Il finanziamento del ministero degli Affari esteri copre solo una parte delle necessità e per procedere abbiamo bisogno dell’aiuto dei privati, poiché mancano 35.000 euro per la palestra e l’attrezzatura interna che vorremmo realizzare”. È questo l’appello di Michelangelo Chiurchiù, presidente della Onlus, che alla Dire racconta il lavoro portato avanti in Tanzania in applicazione della legge italiana 125/2014 sulla cooperazione: “I Paesi a Sud del mondo sono partner e noi dovremmo aiutarli ad acquisire tutte le competenze per renderli protagonisti”.
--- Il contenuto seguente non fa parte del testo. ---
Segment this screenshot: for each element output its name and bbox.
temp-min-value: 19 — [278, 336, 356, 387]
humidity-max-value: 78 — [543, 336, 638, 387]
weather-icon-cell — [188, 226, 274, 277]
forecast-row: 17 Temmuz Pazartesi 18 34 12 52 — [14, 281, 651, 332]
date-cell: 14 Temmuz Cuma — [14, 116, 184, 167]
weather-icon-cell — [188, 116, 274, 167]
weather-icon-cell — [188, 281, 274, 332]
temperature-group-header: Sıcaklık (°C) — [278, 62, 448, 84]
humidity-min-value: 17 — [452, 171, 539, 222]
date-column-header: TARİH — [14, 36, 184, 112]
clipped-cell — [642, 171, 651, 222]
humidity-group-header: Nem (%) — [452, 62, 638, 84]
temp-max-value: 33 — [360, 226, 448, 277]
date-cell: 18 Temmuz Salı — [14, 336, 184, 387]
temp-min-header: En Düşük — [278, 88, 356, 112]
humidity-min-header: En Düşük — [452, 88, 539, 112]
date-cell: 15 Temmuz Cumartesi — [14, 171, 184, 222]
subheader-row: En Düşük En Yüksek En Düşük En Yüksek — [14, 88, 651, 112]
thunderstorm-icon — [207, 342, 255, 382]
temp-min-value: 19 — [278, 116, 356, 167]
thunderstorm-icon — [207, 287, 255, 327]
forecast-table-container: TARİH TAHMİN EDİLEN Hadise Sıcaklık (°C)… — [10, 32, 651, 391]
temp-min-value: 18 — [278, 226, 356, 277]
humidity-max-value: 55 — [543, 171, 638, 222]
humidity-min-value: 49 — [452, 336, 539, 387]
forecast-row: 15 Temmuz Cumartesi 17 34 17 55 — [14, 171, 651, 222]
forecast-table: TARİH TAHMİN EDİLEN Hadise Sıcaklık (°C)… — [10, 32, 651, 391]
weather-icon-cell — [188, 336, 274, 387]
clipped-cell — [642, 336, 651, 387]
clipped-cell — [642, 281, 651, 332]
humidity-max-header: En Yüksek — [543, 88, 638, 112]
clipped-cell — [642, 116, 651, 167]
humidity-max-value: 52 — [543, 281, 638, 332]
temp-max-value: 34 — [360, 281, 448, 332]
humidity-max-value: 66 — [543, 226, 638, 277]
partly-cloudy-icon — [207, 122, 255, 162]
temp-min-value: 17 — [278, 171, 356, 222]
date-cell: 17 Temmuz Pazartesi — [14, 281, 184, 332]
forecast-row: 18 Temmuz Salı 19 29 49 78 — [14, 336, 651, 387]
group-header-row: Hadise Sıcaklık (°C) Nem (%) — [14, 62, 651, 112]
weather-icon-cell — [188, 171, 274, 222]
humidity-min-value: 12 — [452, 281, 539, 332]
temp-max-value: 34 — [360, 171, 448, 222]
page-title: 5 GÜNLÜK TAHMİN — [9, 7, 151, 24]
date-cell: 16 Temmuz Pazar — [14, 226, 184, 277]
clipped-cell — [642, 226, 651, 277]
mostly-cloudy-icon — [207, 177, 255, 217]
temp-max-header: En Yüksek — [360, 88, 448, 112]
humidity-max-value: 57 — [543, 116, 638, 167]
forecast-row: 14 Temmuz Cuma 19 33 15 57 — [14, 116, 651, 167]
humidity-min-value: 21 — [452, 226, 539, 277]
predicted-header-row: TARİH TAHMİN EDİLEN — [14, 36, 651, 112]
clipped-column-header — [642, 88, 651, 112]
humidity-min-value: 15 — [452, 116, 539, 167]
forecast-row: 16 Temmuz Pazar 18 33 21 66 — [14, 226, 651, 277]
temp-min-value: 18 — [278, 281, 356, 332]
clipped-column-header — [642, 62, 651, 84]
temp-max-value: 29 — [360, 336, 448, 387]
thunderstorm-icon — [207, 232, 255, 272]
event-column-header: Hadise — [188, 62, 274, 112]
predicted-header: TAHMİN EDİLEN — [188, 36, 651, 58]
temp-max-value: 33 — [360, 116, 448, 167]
La Ong coinvolge anche i giovani: “Mi riferisco a quanti hanno svolto il servizio civile in Tanzania e hanno lavorato in supporto a Inuka- aggiunge il presidente-, frutto della mia esperienza nel settore. Sono stato, infatti, per sei anni direttore della Comunità Capodarco di Roma per disabili fisici e mentali”. Chiurchiù è anche presidente del Cesc project – coordinamento enti di servizio civile. Il centro di riabilitazione Inuka è promotore di una metodologia di lavoro precisa: “La riabilitazione è su base comunitaria ed è stata portata in un villaggio rurale dell’Africa Sud Occidentale della Tanzania (Wanging’ombe), a 800 km dalla capitale. I 1.300 bambini disabili presi in carico sono per la maggior parte minori con disabilità psichica, spesso con paralisi cerebrali dovute a problemi di parto. Di fatto vivevano chiusi nelle capanne, stigmatizzati dall’assenza di una cultura sulla disabilità”. Nel suo lavoro la Onlus segue le indicazioni dell’Onu e dell’Oms: “I nostri progetti operano rispettando sempre la cultura locale, coinvolgendo i villaggi, le famiglie e le autorità locali. Tutta le attività sono concepite e organizzate per dare competenza alle famiglie- continua il presidente-, spesso solo alle mamme dal momento che nel 35% dei casi i padri scompaiono se hanno figli disabili. Inoltre, sia l’Onu che l’Oms si battono contro le istituzionalizzazioni per protendere verso la metodologia di intervento da noi proposta: la riabilitazione su base comunitaria”.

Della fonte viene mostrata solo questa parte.